Die Bahnreform ist gut für die Arbeitnehmerinnen und Arbeitnehmer. Die Bahn bleibt für die nächsten 15 Jahre auf jeden Fall ein „integrierter Konzern“, und damit besteht auch der konzerninterne Arbeitsmarkt für mindestens 15 weitere Jahre. Den 230.000 Beschäftigten geben wir die Sicherheit, dass der konzerninterne Arbeitsmarkt der DB AG und das Beschäftigungsbündnis fortgeführt werden können. Bahnvorstand und Gewerkschaften können jetzt entsprechende Vereinbarungen abschließen.
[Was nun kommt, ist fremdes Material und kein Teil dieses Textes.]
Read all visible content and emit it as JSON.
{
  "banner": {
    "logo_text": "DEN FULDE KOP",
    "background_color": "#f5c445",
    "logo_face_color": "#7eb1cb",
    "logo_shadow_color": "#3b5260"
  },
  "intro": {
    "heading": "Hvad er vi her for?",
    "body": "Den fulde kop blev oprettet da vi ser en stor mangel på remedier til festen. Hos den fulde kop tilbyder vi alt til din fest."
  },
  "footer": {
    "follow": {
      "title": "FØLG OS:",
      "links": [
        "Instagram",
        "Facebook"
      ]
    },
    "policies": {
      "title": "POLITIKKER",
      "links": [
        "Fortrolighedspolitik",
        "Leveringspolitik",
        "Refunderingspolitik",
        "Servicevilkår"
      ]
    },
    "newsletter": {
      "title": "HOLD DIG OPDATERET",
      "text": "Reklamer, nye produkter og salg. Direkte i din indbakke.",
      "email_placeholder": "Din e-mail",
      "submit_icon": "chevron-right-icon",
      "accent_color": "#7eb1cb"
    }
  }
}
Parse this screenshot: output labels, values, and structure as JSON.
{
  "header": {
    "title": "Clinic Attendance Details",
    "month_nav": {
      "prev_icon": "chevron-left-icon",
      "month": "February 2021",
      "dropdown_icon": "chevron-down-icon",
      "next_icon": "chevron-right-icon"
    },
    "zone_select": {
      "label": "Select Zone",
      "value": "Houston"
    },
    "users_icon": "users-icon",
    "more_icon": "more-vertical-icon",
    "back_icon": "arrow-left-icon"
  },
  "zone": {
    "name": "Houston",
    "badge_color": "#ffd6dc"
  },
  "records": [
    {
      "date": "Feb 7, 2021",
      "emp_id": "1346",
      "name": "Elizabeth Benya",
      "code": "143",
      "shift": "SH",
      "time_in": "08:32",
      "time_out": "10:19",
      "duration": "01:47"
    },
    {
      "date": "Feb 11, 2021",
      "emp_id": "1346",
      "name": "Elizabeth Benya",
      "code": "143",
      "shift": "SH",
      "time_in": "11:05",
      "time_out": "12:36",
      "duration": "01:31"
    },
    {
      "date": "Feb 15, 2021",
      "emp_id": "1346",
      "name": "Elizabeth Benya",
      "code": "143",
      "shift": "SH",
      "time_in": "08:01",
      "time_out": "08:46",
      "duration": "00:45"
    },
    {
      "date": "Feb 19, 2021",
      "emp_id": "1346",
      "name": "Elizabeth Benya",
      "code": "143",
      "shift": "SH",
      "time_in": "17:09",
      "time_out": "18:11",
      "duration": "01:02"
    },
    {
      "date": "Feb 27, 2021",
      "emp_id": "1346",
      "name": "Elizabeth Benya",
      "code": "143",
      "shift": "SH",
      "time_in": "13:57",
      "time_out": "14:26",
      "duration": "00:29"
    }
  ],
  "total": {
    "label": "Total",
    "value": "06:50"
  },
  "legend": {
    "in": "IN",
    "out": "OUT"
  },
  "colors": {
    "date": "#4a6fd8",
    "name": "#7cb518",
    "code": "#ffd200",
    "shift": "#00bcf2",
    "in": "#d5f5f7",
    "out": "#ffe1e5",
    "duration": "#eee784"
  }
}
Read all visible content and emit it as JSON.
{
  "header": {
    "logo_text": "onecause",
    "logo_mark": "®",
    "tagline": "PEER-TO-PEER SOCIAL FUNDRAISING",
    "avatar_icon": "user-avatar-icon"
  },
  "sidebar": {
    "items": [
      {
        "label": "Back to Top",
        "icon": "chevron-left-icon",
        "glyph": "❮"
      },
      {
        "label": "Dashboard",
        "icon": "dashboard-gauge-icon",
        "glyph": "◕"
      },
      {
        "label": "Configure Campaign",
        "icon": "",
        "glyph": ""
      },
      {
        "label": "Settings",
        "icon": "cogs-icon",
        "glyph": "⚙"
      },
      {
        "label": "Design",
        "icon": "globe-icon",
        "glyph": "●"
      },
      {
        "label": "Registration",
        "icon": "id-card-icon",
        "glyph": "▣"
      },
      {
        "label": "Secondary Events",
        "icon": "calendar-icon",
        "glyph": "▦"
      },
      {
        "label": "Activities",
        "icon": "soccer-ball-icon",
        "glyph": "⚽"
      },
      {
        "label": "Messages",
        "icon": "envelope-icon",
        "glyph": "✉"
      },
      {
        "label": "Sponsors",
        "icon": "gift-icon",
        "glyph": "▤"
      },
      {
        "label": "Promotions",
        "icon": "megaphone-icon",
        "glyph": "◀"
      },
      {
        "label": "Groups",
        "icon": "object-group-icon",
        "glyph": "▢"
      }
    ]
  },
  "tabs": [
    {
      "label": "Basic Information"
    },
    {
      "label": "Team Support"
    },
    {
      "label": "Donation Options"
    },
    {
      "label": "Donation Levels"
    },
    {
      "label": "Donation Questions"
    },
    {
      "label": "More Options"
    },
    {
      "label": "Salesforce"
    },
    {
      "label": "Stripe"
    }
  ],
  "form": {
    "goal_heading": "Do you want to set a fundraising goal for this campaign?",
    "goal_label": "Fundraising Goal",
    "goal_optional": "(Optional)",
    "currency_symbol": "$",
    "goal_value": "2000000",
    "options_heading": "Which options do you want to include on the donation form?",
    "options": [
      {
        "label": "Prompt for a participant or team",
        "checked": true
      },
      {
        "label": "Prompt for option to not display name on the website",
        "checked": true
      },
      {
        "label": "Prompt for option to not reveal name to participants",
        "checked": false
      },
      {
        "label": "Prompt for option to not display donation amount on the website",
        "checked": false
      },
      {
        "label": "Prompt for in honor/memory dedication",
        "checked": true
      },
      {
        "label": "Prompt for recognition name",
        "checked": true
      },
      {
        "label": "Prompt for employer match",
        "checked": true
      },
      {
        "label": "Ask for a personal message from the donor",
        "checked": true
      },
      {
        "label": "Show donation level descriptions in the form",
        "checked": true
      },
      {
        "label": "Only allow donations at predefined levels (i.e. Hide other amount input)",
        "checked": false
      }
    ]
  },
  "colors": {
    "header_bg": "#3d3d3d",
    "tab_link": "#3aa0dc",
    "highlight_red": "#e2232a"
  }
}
Die Bahnreform ist gut für den Wettbewerb auf der Schiene. Die Stärkung des Wettbewerbs auf der Schiene bleibt ein zentrales Ziel der Eisenbahnpolitik des Bundes. Nirgendwo in Europa gibt es soviel Wettbewerb wie bei uns in Deutschland. Nur der Wettbewerb verschiedener Anbieter auf der Schiene führt dazu, dass die Eisenbahnen ein an den Erfordernissen des europäischen Transportmarktes und den Bedürfnissen der Kunden ausgerichtetes Angebot liefern. Die Wettbewerber der DB AG können sich auf einen fairen Wettbewerb verlassen.
Die Bahnreform ist gut für den Haushalt. Der Bund übernimmt keine Schulden der DB AG. Vom Erhalt des integrierten Konzerns profitiert nicht nur das Unternehmen DB AG, sondern auch der Bundeshaushalt. Die starken Konzerntöchter der Bahn können das immer noch „schwache“ Netz wirksam unterstützen, was den Bundeshaushalt entlastet. Aus ihren Gewinnen stellt die DB AG rund 1,3 Mrd. Euro für die laufende Instandhaltung und weitere Mittel für den Ausbau zur Verfügung. Sie muss sich darauf einstellen, dass der Bundeszuschuss von 2,5 Mrd. Euro für Ersatzinvestitionen allmählich abgesenkt wird, so soll es das Gesetz festlegen.
Für die Union war immer klar: Deutschland braucht eine starke Bahn und ein erfolgreiches Unternehmen DB AG. Die Privatisierung leistet dazu einen Beitrag, Gleichzeitig bleibt die Infrastrukturverantwortung des Bundes nach der Kapitalprivatisierung der DB AG ebenso gesichert sein wie das Wohl der Beschäftigten. Für die Fortsetzung der Bahnreform in diesem Sinne haben wir jetzt die Weichen gestellt.